# How is heat index calculated? What to know as Chicago sees scorching temps

## Air temperatures could hit record levels this week in Chicago

Blistering heat and oppressive humidity are expected in the city of Chicago and parts of Illinois this week, with excessive heat warnings and heat advisories going into effect.

Forecasters are warning of heat indices exceeding 110 degrees in some locations, with record temperatures also possible on Monday and Tuesday in the city and suburbs.

But what exactly is the heat index, and how is it calculated? We crunch the numbers here.

## So how is heat index calculated?

The mathematical formula was created by Lans P. Rothfusz, and is…..quite complicated:

HI = -42.379 + 2.04901523*T + 10.14333127*RH - .22475541*T*RH - .00683783*T*T - .05481717*RH*RH + .00122874*T*T*RH + .00085282*T*RH*RH - .00000199*T*T*RH*RH

In this equation, T is the temperature in degrees Fahrenheit, and RH is the relative humidity.
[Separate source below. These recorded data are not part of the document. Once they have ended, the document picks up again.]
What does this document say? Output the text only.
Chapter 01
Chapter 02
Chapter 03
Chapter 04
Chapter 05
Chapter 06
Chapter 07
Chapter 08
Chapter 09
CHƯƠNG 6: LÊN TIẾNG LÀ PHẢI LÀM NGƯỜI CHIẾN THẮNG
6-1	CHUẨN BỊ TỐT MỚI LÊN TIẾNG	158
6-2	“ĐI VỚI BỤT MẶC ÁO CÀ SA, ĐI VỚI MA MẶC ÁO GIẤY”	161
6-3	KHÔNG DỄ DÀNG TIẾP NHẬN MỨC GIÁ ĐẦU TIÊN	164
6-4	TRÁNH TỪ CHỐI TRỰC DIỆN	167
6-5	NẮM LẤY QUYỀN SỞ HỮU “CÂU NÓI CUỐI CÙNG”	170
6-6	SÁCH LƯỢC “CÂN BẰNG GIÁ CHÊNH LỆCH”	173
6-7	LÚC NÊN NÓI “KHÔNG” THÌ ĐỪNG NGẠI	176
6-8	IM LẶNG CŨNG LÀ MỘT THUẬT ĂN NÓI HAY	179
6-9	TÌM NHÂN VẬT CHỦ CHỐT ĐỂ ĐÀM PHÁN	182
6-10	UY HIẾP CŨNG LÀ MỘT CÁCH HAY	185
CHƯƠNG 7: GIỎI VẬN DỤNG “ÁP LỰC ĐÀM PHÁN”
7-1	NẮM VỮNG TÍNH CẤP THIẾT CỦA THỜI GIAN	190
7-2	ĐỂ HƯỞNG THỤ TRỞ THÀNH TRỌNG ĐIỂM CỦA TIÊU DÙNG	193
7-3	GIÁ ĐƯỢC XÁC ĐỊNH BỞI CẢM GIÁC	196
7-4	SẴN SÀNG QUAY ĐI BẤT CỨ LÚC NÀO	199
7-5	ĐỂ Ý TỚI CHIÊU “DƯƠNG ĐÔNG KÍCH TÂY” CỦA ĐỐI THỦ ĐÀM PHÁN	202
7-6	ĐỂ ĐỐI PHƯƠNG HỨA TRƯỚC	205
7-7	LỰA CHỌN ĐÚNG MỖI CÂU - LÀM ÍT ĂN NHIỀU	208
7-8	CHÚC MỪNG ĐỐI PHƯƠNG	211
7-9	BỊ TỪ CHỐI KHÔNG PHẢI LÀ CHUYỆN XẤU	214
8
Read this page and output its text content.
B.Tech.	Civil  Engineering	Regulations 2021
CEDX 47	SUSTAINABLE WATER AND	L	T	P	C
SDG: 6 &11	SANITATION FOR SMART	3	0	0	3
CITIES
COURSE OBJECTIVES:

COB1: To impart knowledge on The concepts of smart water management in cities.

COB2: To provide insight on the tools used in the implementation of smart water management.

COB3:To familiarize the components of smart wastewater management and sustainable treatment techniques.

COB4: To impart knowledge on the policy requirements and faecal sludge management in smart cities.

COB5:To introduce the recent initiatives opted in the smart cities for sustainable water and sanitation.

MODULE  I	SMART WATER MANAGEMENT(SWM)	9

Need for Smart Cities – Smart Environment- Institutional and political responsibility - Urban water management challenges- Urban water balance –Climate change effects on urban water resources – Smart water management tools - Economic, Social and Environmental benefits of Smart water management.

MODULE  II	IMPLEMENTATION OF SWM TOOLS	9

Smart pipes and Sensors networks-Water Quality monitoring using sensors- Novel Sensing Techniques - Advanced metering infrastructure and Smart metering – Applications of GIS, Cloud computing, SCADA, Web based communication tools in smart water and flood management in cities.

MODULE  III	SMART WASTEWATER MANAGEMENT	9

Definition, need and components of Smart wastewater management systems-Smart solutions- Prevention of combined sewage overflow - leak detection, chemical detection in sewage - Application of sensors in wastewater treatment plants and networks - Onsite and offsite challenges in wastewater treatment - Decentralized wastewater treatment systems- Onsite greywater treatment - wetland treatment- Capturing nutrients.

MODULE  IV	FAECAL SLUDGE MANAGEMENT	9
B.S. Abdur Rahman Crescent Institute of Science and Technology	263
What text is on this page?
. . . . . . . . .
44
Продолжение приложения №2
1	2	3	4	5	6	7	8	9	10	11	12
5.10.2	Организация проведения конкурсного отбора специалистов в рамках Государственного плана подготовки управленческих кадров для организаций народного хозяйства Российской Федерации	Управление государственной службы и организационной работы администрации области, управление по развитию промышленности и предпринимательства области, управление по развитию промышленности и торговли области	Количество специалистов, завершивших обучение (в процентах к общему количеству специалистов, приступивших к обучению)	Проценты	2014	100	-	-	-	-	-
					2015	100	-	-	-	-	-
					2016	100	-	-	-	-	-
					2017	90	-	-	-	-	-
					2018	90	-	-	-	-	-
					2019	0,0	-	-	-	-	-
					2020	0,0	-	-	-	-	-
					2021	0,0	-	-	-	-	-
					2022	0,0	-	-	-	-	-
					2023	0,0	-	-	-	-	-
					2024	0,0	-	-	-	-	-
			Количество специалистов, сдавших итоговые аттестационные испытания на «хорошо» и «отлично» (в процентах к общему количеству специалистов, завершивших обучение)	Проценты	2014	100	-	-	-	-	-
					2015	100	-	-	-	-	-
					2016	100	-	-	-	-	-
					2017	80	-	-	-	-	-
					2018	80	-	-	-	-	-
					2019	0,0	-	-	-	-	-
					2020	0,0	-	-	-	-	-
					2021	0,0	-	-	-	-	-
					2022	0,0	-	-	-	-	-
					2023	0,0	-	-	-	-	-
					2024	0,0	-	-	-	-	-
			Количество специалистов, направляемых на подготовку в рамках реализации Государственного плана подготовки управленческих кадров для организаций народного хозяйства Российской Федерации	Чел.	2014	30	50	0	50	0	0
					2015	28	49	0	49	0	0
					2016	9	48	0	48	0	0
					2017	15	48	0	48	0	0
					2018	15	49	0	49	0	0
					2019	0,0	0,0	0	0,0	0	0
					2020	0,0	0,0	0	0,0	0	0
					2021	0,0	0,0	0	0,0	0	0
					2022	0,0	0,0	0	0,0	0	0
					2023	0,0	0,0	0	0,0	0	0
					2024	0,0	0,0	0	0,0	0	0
### CHICAGO'S FORECAST: Staying Warm and Dry

Thankfully, the National Weather Service has a handy calculator on their website, which simply asks for the air temperature and either the dew point or the relative humidity in a given location.

## What does it tell us?

The heat index is a measure of how hot the air feels by combining the temperature and the relative humidity.

In conditions like what Illinois is seeing this week, the air temperature will be in the mid-to-upper 90s, but it will feel like upwards of 110 degrees because of the humidity.

## Are there limitations?

Heat index values were devised for shady conditions with light wind, so direct sunlight and gusty winds can impact heat index values by up to 15 degrees, according to the NWS.

A different calculation known as the “Wet Bulb Globe Temperature” factors in wind, humidity, temperature, and even solar radiation, and is viewed as more effective for determining whether it’s safe for outdoor workers to be active during the day, according to officials.